Here are three simple ways to speak more fluent Spanish: Sticky notes, radio, and conversation.
I assume you know what I mean by sticky notes (in the ‘peel off’ paper sense) which now come in all colours and have a small amount of gum at the top on the underside so that can stick them around the place. Now obviously you don’t just stick them here and there with nothing on them! So what do you write on them? Verb conjugations, of course radio player spain.
Make a list of the most common irregular verbs and write them out on a separate piece of paper. Then conjugate each verb, one per sticky note. Then stick your sticky in a highly visible place, such as on the fridge door or to the side of your bathroom mirror or on the surround of your computer. Do each tense at a time, replacing the learnt sticky as you move from one tense to another, say two weeks present tense, two weeks preterite tense and so on. And make sure you look at them and try to say them out loud without looking. Staring at Caber(to fit into, to be contained) while cleaning your teeth and ignoring the sticky will not help much. Actually, caber is a really interesting verb because it has a number of meanings… sorry, I digress.
Also, write just the endings for regular verbs on a sticky. In the present tense you will need three because Ar and Er and IR verbs have different endings. However, in other tenses, you will only need two or even one (example: the future tense). But don’t have loads of stickies on the go all at the same time. This could be annoying for other people and you will have an overload of information. Be selective.
Another quick and simple tip is to listen to the radio in Spanish. You may need to do this online if there are no Spanish-speaking stations in your area. This will help to ‘tune in’ your ear. It is important to listen to people talking in Spanish for intonation, vocabulary and so on. Alternatively, seek out some suitable CDs. You may even be able to borrow these from your local library. I would suggest films in Spanish but they are visual as well as audible, and it is audible I am particularly recommending for ways to speak more fluent Spanish.
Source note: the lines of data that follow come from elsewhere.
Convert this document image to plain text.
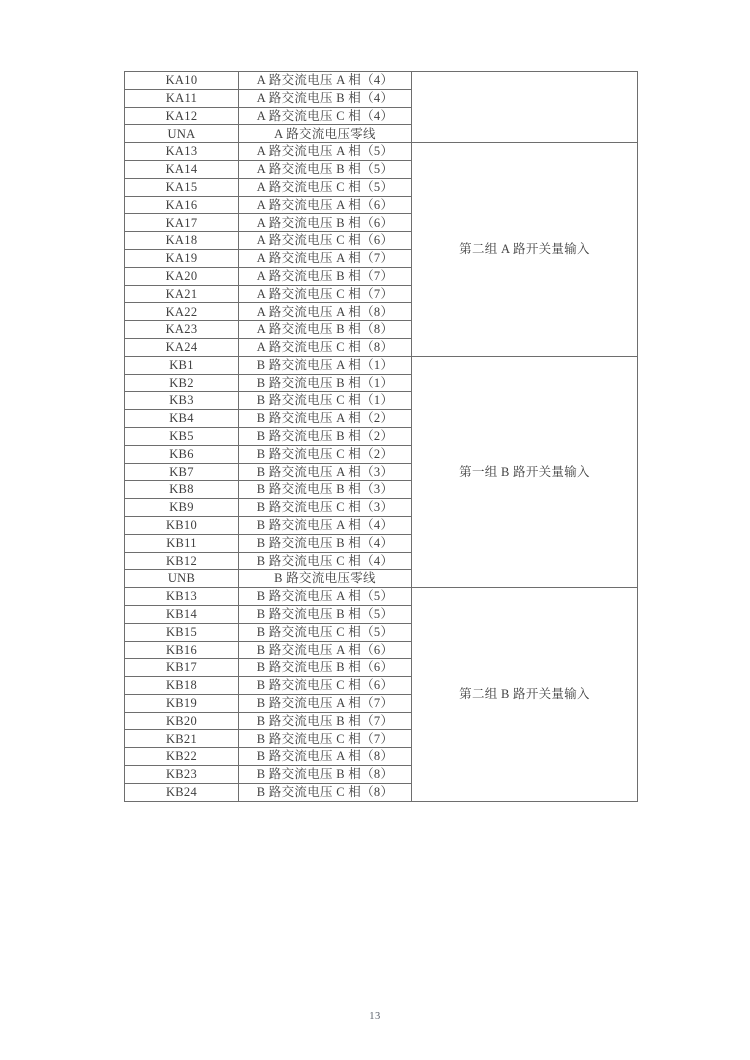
KA10	A 路交流电压 A 相（4）	
KA11	A 路交流电压 B 相（4）	
KA12	A 路交流电压 C 相（4）	
UNA	A 路交流电压零线	
KA13	A 路交流电压 A 相（5）	第二组 A 路开关量输入
KA14	A 路交流电压 B 相（5）	
KA15	A 路交流电压 C 相（5）	
KA16	A 路交流电压 A 相（6）	
KA17	A 路交流电压 B 相（6）	
KA18	A 路交流电压 C 相（6）	
KA19	A 路交流电压 A 相（7）	
KA20	A 路交流电压 B 相（7）	
KA21	A 路交流电压 C 相（7）	
KA22	A 路交流电压 A 相（8）	
KA23	A 路交流电压 B 相（8）	
KA24	A 路交流电压 C 相（8）	
KB1	B 路交流电压 A 相（1）	第一组 B 路开关量输入
KB2	B 路交流电压 B 相（1）	
KB3	B 路交流电压 C 相（1）	
KB4	B 路交流电压 A 相（2）	
KB5	B 路交流电压 B 相（2）	
KB6	B 路交流电压 C 相（2）	
KB7	B 路交流电压 A 相（3）	
KB8	B 路交流电压 B 相（3）	
KB9	B 路交流电压 C 相（3）	
KB10	B 路交流电压 A 相（4）	
KB11	B 路交流电压 B 相（4）	
KB12	B 路交流电压 C 相（4）	
UNB	B 路交流电压零线	
KB13	B 路交流电压 A 相（5）	第二组 B 路开关量输入
KB14	B 路交流电压 B 相（5）	
KB15	B 路交流电压 C 相（5）	
KB16	B 路交流电压 A 相（6）	
KB17	B 路交流电压 B 相（6）	
KB18	B 路交流电压 C 相（6）	
KB19	B 路交流电压 A 相（7）	
KB20	B 路交流电压 B 相（7）	
KB21	B 路交流电压 C 相（7）	
KB22	B 路交流电压 A 相（8）	
KB23	B 路交流电压 B 相（8）	
KB24	B 路交流电压 C 相（8）	
13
Thirdly, you need to converse as much as possible in Spanish because learning verbs (and grammar) and listening to Spanish is all very well but the hardest thing is actually speaking. (Please note, unless you have been studying verbs, grammar and vocabulary, you cannot just hope to launch into a conversation).
Who do you know who speaks Spanish, or who is Spanish? If the answer is no-one, consider conversation classes with either a private tutor, online or face-to-face, or perhaps there is a Spanish group or club in your area. If there aren’t any Spanish-speaking groups or clubs, maybe there are Salsa lessons held nearby? Could be worth checking if any Spanish people go!